Courtesy Fu Works

My wife did an excellent job reviewing Black Book yesterday. I can’t say I disagree with anything she said. The film (called Zwartboek in its native Dutch) didn’t work quite as well as it could have on a variety of levels. Danielle touched on a couple and I’d like to expand on them, mostly because I think a movie that comes close to working and doesn’t is far more interesting than one that either works on all sides or fails completely.

So, why doesn’t Black Book work?

As a World War 2 Movie

Neither Schindler’s List or Saving Private Ryan have anything to worry about here. While Black Book is aiming more for espionage than full-on warfare, the atmosphere of hope in the face of despair is better captured in Schindler’s List. There’s also some elements of Black Book that try to tackle how human nature, true human nature, is revealed in armed conflict. Saving Private Ryan does that better. This isn’t to say that Black Book is bad or inept in handling these things, they’re just not handled as well as they are in the other two films.

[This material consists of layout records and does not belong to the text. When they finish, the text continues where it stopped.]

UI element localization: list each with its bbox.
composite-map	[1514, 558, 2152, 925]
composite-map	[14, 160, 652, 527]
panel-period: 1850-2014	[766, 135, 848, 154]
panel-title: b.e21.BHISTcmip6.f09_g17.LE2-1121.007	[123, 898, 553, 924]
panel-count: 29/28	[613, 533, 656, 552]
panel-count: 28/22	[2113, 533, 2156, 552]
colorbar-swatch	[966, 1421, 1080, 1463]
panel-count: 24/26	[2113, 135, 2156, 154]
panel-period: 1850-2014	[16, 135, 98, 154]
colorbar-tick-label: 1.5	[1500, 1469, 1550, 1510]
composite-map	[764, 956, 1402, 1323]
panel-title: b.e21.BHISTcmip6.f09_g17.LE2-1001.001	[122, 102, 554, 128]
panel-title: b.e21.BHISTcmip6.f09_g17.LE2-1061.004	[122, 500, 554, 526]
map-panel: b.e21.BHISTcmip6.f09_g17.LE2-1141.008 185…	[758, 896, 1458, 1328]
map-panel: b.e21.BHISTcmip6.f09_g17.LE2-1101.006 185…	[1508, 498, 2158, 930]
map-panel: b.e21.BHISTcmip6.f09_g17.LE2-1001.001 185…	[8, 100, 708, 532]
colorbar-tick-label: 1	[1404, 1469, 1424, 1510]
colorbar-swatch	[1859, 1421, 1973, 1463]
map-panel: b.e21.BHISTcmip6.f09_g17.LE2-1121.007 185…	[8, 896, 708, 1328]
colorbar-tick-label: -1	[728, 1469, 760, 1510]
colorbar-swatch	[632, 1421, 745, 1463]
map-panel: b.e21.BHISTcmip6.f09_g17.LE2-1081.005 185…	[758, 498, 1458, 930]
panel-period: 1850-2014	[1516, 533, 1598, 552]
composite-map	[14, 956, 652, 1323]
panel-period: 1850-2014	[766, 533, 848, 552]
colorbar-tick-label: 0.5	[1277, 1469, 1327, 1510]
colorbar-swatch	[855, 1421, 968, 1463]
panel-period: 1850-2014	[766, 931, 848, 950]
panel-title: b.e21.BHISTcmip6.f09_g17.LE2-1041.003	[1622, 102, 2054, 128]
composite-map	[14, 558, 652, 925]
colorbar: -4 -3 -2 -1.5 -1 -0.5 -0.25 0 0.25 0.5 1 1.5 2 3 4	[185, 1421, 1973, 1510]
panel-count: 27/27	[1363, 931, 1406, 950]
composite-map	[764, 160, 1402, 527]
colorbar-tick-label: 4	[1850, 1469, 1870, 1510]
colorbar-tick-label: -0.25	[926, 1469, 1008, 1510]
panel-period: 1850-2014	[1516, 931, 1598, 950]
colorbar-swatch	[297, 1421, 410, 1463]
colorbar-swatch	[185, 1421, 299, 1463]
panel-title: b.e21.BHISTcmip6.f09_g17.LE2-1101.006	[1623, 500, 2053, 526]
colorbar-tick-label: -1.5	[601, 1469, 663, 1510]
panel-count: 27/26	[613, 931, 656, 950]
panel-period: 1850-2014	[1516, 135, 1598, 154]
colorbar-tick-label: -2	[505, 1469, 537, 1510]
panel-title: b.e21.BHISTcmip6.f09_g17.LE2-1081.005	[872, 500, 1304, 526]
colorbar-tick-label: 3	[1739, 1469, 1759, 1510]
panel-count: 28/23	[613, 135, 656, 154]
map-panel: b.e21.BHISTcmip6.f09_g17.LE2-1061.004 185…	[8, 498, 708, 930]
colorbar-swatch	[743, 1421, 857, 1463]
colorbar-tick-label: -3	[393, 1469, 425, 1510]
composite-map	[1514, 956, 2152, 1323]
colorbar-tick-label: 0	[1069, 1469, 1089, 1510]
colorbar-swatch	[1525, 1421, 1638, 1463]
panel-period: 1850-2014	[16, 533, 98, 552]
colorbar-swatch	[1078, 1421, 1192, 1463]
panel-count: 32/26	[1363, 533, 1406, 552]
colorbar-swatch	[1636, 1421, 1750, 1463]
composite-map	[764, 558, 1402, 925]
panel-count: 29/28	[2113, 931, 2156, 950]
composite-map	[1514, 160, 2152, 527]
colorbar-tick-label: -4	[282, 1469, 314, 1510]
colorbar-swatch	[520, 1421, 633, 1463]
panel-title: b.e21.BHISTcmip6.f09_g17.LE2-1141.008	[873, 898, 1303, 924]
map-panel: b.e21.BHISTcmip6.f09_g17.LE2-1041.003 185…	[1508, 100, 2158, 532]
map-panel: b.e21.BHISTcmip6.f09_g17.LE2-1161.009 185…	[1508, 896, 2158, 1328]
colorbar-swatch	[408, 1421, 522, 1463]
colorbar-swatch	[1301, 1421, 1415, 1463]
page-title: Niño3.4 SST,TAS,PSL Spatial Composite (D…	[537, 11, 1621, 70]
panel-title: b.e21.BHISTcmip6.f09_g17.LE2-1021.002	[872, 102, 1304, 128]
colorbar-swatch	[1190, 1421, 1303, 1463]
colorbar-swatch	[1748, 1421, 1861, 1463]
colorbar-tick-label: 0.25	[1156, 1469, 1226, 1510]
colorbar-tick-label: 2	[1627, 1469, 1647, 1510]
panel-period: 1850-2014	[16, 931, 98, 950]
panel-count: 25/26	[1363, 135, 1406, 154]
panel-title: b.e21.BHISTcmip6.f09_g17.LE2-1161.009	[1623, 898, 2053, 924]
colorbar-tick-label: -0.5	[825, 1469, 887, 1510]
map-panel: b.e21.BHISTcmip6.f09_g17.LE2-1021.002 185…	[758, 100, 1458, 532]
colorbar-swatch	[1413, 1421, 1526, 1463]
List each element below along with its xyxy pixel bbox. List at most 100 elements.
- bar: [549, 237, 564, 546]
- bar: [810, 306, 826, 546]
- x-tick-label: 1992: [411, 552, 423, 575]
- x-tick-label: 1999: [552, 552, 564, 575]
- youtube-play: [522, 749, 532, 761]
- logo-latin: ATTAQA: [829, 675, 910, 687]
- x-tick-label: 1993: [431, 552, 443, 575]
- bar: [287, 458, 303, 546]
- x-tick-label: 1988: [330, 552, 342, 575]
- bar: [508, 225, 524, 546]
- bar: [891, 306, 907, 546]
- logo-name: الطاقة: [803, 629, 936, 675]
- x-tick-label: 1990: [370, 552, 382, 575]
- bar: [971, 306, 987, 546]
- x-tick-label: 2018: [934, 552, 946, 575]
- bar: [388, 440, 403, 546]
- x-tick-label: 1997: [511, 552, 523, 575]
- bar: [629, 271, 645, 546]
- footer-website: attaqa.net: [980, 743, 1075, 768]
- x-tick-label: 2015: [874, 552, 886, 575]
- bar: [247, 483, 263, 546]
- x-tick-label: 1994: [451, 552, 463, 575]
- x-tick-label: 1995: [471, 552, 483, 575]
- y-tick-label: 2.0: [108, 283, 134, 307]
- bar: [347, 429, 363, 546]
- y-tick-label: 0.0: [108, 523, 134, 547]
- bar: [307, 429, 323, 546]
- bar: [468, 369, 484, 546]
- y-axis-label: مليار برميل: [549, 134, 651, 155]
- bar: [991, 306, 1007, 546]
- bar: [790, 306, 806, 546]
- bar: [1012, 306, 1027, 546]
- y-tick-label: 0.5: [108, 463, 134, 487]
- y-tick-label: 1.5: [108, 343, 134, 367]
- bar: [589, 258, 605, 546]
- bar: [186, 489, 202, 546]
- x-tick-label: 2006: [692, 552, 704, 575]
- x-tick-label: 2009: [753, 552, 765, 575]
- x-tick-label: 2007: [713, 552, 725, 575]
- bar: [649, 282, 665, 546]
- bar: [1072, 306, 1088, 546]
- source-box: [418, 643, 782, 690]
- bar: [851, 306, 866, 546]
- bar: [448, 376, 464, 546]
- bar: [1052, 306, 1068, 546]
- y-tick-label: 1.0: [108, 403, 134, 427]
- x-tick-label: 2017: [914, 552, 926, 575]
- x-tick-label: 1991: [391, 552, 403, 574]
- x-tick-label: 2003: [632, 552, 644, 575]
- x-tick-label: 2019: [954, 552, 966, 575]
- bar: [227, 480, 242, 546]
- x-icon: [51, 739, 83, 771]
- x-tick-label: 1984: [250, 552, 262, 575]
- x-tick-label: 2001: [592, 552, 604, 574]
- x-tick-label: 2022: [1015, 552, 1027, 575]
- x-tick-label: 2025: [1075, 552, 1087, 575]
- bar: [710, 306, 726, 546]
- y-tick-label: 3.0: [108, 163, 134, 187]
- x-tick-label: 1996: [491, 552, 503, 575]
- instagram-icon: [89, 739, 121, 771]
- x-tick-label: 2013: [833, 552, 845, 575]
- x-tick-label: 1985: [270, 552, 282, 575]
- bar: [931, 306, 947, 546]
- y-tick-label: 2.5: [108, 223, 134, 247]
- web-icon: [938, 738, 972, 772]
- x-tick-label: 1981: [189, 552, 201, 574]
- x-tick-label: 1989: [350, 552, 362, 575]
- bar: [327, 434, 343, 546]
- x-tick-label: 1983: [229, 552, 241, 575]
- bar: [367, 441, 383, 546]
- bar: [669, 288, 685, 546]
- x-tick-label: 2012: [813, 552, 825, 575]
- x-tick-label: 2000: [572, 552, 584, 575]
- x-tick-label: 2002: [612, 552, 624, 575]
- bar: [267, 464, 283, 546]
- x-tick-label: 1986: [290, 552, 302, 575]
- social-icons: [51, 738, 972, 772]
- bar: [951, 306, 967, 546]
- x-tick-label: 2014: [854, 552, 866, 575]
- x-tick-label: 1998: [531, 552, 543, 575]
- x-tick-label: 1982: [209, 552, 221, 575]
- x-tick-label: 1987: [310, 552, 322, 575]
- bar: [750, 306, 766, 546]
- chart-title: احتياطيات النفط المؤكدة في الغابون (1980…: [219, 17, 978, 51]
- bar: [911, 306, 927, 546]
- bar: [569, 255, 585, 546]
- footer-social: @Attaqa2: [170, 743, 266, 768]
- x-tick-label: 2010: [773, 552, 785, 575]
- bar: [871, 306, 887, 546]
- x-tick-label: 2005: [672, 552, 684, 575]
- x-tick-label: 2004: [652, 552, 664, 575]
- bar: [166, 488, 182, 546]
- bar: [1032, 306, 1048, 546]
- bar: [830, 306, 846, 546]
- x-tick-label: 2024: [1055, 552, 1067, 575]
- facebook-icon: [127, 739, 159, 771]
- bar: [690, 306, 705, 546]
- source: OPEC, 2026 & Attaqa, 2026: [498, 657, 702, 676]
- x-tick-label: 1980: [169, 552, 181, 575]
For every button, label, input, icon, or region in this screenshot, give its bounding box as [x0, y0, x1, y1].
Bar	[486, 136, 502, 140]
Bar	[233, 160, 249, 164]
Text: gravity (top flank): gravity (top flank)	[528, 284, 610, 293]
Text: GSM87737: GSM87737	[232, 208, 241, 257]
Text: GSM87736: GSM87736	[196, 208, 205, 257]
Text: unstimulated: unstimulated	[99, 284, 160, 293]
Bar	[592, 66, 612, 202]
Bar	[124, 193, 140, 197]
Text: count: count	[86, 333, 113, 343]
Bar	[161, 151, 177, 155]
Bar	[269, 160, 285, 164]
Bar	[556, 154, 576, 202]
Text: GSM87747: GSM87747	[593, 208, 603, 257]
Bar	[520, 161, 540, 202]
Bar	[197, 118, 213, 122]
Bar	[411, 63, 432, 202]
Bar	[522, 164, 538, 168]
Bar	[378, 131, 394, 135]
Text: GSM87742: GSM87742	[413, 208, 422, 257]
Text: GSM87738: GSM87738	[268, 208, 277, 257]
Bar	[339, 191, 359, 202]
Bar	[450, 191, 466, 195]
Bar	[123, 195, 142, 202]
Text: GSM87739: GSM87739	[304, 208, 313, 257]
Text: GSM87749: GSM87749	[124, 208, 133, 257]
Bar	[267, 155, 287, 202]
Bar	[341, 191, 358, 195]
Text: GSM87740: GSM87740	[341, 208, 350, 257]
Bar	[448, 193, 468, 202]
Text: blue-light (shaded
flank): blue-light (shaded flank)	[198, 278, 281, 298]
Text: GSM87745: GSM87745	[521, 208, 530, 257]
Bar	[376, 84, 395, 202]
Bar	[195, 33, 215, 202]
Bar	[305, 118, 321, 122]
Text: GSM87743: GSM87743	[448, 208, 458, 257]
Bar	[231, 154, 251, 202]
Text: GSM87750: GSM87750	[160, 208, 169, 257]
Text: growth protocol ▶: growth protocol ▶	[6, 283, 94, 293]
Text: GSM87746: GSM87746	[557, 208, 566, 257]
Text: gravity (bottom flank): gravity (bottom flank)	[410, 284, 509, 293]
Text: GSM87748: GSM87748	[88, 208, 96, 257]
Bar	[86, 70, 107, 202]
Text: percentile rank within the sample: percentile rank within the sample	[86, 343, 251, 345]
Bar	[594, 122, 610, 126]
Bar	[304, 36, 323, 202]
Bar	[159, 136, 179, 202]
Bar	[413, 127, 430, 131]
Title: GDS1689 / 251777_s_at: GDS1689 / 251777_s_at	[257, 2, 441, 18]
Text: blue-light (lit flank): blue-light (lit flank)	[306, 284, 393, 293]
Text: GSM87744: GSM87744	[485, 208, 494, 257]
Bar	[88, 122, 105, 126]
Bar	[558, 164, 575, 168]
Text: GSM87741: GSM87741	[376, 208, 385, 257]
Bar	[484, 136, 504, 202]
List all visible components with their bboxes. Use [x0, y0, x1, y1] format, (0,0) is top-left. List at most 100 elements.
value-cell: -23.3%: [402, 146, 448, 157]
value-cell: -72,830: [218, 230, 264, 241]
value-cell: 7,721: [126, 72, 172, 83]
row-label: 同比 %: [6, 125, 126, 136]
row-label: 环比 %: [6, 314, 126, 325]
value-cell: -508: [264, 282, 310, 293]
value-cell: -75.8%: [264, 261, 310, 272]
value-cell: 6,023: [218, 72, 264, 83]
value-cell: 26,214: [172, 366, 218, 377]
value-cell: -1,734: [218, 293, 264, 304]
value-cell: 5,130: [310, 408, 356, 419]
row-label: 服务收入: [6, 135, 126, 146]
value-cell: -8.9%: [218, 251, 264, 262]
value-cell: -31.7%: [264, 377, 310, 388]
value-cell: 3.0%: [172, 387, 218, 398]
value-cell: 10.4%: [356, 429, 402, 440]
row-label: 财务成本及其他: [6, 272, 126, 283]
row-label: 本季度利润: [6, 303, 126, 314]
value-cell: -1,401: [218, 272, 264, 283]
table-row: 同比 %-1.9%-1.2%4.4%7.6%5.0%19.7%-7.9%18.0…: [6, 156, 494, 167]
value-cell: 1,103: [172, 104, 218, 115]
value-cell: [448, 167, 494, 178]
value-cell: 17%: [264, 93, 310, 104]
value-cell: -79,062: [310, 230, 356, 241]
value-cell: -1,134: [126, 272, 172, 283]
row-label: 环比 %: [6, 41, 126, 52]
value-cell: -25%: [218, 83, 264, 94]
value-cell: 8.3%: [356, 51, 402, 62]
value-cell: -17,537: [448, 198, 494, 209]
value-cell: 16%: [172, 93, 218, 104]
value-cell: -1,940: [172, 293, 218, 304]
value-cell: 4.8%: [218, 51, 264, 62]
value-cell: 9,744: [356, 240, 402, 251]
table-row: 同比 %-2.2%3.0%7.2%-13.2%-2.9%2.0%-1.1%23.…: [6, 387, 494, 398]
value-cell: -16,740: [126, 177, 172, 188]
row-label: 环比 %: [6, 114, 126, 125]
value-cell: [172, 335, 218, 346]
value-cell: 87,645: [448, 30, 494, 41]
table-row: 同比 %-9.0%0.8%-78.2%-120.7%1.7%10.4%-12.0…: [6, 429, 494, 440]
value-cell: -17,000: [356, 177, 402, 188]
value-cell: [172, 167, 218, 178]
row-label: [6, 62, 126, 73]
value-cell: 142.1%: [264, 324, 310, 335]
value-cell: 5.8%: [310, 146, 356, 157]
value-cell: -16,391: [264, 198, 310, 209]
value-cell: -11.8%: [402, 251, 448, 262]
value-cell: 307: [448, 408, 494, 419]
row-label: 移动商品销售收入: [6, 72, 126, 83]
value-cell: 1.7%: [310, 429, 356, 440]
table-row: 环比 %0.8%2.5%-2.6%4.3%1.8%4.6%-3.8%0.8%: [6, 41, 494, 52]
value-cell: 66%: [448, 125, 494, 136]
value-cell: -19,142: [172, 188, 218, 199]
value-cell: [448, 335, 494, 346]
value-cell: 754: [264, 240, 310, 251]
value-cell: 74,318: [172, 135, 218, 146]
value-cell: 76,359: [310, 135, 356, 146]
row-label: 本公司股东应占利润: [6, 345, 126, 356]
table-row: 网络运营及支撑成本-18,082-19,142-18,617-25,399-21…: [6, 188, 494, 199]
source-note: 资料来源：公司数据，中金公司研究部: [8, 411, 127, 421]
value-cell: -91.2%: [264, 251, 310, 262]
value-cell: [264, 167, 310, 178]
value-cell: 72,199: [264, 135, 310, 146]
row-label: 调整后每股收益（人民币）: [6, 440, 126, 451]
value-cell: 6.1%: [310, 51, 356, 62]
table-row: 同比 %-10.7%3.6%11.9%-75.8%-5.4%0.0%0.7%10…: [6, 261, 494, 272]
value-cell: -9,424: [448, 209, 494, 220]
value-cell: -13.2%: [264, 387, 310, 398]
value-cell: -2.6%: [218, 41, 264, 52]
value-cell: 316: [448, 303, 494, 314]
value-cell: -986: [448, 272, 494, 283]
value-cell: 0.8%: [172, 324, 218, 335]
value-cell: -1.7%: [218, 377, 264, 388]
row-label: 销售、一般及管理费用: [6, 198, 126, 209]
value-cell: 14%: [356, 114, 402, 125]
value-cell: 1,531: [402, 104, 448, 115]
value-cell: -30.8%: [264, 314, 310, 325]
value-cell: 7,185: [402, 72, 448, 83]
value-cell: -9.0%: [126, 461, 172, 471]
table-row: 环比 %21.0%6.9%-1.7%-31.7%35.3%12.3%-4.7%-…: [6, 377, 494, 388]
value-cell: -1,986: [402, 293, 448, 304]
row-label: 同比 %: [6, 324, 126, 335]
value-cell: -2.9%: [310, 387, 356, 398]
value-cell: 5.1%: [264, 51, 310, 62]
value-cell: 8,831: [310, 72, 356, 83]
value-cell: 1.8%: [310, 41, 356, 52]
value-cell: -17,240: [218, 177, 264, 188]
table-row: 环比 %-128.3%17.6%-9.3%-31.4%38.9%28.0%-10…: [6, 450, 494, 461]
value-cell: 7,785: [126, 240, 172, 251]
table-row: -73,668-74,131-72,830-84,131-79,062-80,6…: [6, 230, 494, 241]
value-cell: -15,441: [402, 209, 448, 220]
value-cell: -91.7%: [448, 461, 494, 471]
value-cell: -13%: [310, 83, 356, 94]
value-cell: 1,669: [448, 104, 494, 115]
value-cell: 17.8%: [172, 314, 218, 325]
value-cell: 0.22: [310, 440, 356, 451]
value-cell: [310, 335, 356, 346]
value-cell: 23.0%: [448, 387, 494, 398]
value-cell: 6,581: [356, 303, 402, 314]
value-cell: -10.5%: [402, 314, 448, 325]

As an Ass-Kickin’ Jew Revenge Flick

Quite a few movies have come out recently featuring Jewish protagonists putting their kosher boots up the asses of those despicable Nazis. Munich, Defiance, Inglorious Basterds even You Don’t Mess With The Zohan, though that dealt less with Nazis and more with rednecks and terrorists. Anyway, I haven’t seen Munich and Defiance is similar to Black Book in that it’s a moody piece centered around a little-known aspect of the war. We all know about Normandy, the Battle of the Bulge, Stalingrad and Hiroshima – the struggle for Belarus isn’t as famous. Neither is the liberation of Holland, for that matter. However, the best one of these so far remains Inglorious Basterds. As both a realization of the ultimate retribution of God’s chosen against the Third Reich and a sprawling espionage epic, Tarantino handles his story and actors adroitly while Verhoeven keeps his focus squarely on Carice van Houten getting her clothes off as often as possible. Which leads me into my last topic.

As a Verhoeven Film

On the whole, I like Paul Verhoeven’s work. More often than not, the success of his films are directly proportional to the amount of tongue he has in the subject matter’s cheek. Starship Troopers, for example, takes the piss out of militarism and the sort of ultra-nationalist sentiment towards loyalty that’d make either the Nazis or the Tea Party blush. Total Recall plays with the notion of identity and memory, keeping that element from Philip K. Dick’s work if nothing else. RoboCop easily pokes holes in privatization, our obsession with the media and the nature of corporate greed while delivering some pretty powerful storytelling. But Black Book plays everything straight. While I respect Verhoeven for not making light of the plight or challenges of the resistance in Holland in the twilight of the war, it’s also missing some of the elements that make quite a few of Verhoeven’s films such a delight to watch. Black Book is what happens when Verhoeven is, in essence, too serious. He has gone entirely the other way before, though, if Showgirls is anything to go by.

In the end, I did enjoy Black Book but everything it does has been done before and better elsewhere. It’s not bad, at all, but it’s definitely not the best.